In Kaaskerke sneuvelt majoor-geneesheer Félix Bastin. Hij is in Amay in de buurt van Luik geboren in 1870. Tijdens hevig Duits mortiervuur was hij op weg om een zwaargewonde soldaat te verzorgen.
Soldaat August Develter zit door een obusinslag met beide benen gekneld onder het ingestorte, betonnen gewelf van een ‘abri’ of schuilplaats. Bij aankomst van de arts slaat een tweede obus in. Félix wordt getroffen aan de hals en in de schouder door obusscherven. Hij is op slag dood. Ook August overleeft het uiteindelijk niet. Beiden worden naast elkaar begraven in Oeren.

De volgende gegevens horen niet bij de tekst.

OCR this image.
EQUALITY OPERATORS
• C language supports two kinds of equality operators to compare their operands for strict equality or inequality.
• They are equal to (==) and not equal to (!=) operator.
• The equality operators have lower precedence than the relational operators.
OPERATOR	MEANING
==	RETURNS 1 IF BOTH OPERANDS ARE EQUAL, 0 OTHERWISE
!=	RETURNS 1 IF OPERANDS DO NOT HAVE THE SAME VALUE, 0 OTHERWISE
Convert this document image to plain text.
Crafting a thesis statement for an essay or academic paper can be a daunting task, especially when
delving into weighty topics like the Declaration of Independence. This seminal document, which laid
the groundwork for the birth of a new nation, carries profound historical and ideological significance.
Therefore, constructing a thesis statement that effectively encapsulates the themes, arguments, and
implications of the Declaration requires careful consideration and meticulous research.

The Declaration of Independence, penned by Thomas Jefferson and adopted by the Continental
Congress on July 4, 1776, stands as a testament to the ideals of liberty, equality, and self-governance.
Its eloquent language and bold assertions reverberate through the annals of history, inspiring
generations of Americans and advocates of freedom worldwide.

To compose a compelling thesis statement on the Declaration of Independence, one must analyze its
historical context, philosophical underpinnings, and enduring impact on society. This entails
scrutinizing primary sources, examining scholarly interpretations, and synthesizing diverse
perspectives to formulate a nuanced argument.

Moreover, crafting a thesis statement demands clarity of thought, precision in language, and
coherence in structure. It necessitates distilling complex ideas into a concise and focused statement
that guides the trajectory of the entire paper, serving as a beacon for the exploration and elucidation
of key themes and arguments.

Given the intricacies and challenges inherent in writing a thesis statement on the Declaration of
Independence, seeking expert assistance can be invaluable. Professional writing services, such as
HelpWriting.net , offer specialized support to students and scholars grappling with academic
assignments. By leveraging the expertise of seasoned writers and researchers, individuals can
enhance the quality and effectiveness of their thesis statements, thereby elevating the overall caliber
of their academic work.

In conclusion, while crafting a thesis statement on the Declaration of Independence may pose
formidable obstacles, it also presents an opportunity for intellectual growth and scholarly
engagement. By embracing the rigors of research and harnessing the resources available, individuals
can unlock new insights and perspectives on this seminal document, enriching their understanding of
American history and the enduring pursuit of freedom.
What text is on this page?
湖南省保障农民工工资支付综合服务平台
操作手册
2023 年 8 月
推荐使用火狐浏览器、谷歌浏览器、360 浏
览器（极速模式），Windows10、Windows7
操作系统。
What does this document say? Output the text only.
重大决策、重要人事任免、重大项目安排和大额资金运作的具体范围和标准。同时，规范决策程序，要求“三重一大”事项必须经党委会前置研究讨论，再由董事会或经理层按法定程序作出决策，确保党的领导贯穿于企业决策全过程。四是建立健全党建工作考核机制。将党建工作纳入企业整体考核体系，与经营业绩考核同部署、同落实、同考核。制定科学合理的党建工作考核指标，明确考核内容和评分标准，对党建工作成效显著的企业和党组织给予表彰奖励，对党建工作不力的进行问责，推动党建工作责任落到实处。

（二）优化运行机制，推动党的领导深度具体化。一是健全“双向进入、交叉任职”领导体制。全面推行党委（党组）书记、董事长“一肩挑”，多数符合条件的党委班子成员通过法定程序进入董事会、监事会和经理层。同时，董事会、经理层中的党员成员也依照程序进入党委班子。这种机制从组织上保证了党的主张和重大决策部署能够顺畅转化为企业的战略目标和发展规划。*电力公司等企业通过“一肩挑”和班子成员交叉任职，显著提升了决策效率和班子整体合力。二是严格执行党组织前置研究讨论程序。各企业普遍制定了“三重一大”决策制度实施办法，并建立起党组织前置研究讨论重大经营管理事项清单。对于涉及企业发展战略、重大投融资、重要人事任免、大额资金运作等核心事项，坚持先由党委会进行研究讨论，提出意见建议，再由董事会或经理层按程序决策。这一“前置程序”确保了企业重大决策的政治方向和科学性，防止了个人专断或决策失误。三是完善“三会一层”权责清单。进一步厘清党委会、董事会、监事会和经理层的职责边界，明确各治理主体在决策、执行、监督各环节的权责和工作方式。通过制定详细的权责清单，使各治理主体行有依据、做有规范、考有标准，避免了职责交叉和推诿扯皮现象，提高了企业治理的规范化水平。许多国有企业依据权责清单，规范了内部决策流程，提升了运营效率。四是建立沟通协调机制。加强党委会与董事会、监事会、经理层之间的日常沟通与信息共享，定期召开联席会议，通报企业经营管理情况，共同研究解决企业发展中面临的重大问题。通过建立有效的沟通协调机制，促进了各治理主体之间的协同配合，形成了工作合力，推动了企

De staf van het Vierde Duitse Leger (Groep Wijtschate) vertrekt naar Gent en Tielt. De grote herenhuizen die ze hebben gebruikt in de Doorniksewijk in Kortrijk komen opnieuw vrij. De bewoners kunnen er opnieuw intrekken. In sommige huizen hebben de Duitsers de meubelen meegenomen, zoals in dit van Ernest Goethals. Ze beloven aan de eigenaars dat ze een bon zullen ontvangen of dat hun meubelen zullen worden teruggegeven bij vertrek van de militairen uit Tielt. Volgens velen zal het daarbij blijven en van die beloftes komt weinig in huis.